Solving $y_1=a\ln(b x_1)$ and $y_2=a\ln(b x_2)$ for $a$ and $b$ Maths found from another post:

How is a and b equated? I don't understand the method and am hoping someone is able to help and show the process.
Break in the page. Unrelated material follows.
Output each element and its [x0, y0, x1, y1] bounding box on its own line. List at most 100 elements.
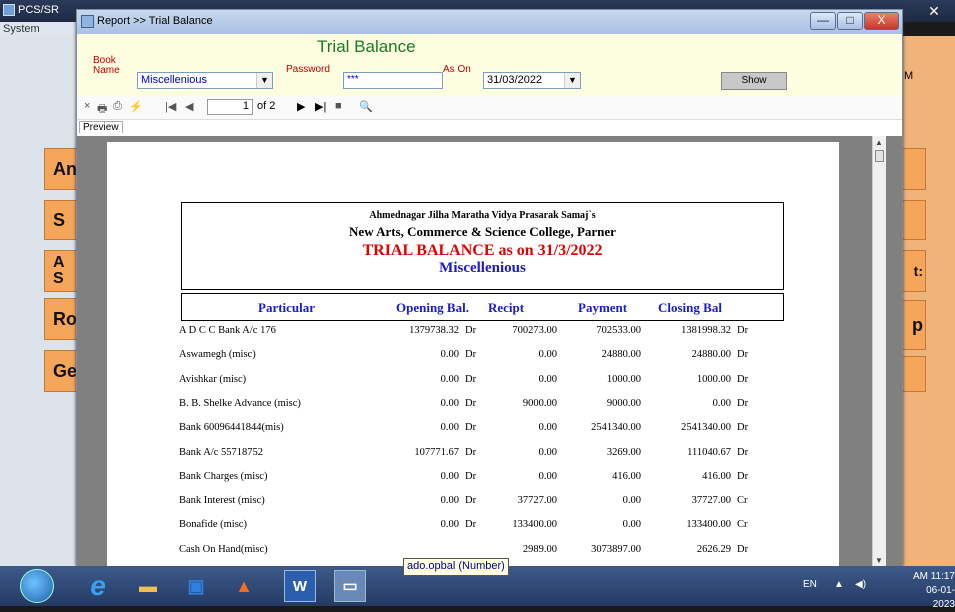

 A: We want to solve the system
$$
\left\{
\begin{array}{lcl}
y_1 & = & a \ln(bx_1) \\
y_2 & = & a \ln(bx_2) 
\end{array}
\right.
$$
The key point is to notice that, once $a$ is determined, we can easily obtain $b$ since
$$
y=a\ln(ax) \iff \frac{y}{a}=\ln(bx) \iff bx = \exp\left(\frac{y}{a}\right) \iff b = \frac{\exp(y/a)}{x}
$$
To find $a$, assume first that $x_1\neq x_2$. Subtracting the two equations, we get
$$y_1-y_2= a\left(\ln(bx_1)-\ln(bx_2)\right)=a\ln\left(\frac{bx_1}{bx_2}\right)=a\ln\left(\frac{x_1}{x_2}\right)$$
so $$a=\frac{y_1-y_2}{\ln\left(\frac{x_1}{x_2}\right)}
=\frac{y_1-y_2}{\ln(x_1)-\ln(x_2)}$$
This implies that
$$
\frac{y_1}{a} = \frac{y_1\ln(x_1)-y_1\ln(x_1)}{y_1-y_2}
$$
so
$$
b = \frac{\exp\left(\frac{y_1\ln(x_1)-y_1\ln(x_1)}{y_1-y_2}\right)}{x_1}
$$
To obtain the formula from the answer in the OP, we can write $x_1=\exp(\ln(x_1))$ and we get
$$
b 
= 
\frac{\exp\left(\frac{y_1\ln(x_1)-y_1\ln(x_1)}{y_1-y_2}\right)}{\exp(\ln(x_1))}
=
\exp\left(\frac{y_1\ln(x_1)-y_1\ln(x_1)}{y_1-y_2}-\ln(x_1)\right)
$$
Finally,
$$
b=
\exp\left(\frac{y_1\ln(x_1)-y_1\ln(x_1)-(y_1-y_2)\ln(x_1)}{y_1-y_2}\right)
=
\exp\left(\frac{y_1\ln(x_2)-y_2\ln(x_1)}{y_1-y_2}\right)
$$
If $x_1=x_2$, then $y_1\neq y_2$, so the system has no solution.